Inside Story

India: Human lives vs pharma profits

How will India’s decision to end the monopoly of a giant firm producing an expensive drug impact the patients?

India has decided to end the monopoly of pharmaceutical giant Bayer by overturning its patent of anti-cancer drug Nexavar.

A domestic company, Natco, will now be allowed to produce a copy-cat version of Nexavar, and sell it for a fraction of the price. The decision gives renewed hope to thousands of Indian cancer patients who would not otherwise be able to afford the drug.

“We are very disappointed with the order of the patent controller of India. We strongly disagree with his conclusions and will appeal the order to defend our intellectual property rights which are a prerequisite for bringing innovative medicines to patients. We will continue to ensure the supply of innovative medicines to patients in India and offer healthcare providers in India our expertise in order to contribute to the national healthcare system.”

– Bayer’s statement

India’s decision is a major blow to big pharmaceutical companies and sets a precedent that could extend to other treatments including HIV/Aids.

Pharmaceutical companies say overruling patents inhibits innovation of new medicines.

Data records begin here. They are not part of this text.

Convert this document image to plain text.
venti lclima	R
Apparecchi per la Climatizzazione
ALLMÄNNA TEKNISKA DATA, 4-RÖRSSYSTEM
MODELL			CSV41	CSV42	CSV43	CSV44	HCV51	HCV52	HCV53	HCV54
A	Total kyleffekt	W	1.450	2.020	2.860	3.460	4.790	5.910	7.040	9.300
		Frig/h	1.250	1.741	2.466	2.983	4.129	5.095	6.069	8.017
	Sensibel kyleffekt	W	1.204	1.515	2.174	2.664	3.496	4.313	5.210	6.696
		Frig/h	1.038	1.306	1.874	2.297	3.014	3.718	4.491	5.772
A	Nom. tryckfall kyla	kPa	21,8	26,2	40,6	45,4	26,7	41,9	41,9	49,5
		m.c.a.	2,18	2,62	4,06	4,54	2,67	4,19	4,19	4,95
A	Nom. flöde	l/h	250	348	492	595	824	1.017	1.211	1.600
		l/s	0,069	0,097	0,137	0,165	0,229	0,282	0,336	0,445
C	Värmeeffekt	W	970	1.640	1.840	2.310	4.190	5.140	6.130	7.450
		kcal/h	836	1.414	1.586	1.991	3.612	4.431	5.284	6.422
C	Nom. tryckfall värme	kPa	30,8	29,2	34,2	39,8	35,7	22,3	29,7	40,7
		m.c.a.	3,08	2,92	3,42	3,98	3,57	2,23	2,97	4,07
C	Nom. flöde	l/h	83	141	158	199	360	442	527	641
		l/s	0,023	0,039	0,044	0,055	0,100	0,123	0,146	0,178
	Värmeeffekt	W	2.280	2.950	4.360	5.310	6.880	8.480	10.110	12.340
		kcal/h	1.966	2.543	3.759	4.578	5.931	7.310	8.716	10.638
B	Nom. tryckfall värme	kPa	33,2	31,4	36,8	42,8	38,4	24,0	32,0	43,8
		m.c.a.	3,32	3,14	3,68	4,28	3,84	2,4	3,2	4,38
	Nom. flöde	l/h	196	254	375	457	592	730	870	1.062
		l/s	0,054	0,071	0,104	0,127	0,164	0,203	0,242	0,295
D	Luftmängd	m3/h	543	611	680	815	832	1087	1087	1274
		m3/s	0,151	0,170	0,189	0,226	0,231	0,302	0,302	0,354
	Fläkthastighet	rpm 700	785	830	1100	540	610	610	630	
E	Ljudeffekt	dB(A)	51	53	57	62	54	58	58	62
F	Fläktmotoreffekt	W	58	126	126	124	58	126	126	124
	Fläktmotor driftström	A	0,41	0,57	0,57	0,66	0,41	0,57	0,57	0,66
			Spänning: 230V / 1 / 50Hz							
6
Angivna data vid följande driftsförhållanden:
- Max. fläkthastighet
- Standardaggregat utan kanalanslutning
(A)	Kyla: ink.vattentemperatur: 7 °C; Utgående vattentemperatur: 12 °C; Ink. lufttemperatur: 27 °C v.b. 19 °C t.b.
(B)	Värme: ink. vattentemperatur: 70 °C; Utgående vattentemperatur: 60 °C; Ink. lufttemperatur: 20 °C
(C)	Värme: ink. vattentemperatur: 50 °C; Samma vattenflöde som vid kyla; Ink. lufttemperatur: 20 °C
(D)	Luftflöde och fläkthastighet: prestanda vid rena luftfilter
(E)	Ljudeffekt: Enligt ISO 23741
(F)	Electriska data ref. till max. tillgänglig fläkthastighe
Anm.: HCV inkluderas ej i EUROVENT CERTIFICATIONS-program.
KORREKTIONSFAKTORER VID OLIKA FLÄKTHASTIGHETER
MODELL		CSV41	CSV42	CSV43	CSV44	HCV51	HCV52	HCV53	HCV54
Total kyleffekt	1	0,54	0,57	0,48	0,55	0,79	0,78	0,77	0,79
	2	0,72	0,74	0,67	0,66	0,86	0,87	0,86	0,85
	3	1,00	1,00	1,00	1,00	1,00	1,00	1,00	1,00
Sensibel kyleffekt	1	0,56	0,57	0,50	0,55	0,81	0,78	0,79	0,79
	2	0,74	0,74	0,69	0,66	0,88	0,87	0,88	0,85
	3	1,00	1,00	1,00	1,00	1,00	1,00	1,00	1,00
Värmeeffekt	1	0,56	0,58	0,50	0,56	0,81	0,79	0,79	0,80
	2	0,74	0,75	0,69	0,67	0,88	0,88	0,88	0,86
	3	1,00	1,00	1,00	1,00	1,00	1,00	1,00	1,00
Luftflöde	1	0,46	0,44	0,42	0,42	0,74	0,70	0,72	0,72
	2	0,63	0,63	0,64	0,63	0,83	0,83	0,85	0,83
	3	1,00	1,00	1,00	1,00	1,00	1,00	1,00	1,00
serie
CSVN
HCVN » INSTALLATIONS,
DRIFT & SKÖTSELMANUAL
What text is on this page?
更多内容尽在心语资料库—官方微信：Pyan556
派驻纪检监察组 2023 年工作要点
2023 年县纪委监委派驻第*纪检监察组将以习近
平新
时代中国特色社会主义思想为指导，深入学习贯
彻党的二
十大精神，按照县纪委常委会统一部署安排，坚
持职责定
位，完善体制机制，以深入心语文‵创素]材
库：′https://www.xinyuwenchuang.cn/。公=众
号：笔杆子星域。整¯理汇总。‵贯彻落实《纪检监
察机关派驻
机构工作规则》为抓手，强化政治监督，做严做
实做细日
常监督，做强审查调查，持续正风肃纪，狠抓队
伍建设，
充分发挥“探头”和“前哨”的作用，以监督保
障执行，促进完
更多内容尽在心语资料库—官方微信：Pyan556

But companies in developing countries are increasingly challenging pharmaceutical patents, arguing that human lives are more important than intellectual property rights and the economic interest of the pharmaceutical industry.

So is there a moral obligation to overturn patents if it saves human lives? Who will pay the development of new drugs? And will this kind of decision convince drug producers to lower their prices?

Inside Story, with presenter Adrian Finighan, discusses with James Love, the director of Knowledge Ecology International; Kevin Craig, the managing director of Political Lobbying and Media Relations; and Yusuf Hamied, the chairman and managing director of Cipla, a prominent Indian pharmaceutical company best known for manufacturing low cost anti-retroviral drugs to treat HIV/Aids.


Other countries have attempted to break drugs patents

  • 1997, with a growing AIDS epidemic, South Africa took on pharma by passing a law allowing it to manufacture or import cheaper generic drugs from countries which do not have drug patent laws.
     
  •  In 2007, Thailand issued compulsory licenses bypassing Abbott’s patents on Kaletra, an advanced anti-Aids drug, and Plavix, a blood-thinning treatment to help prevent heart disease, produced by Sanofi-Aventis & Bristol-Myers Squibb. 
     
  • Also in 2007, Brazil’s former president Lula da Silva issued a compulsory license bypassing Merck’s patent on the Aids drug Efavirenz.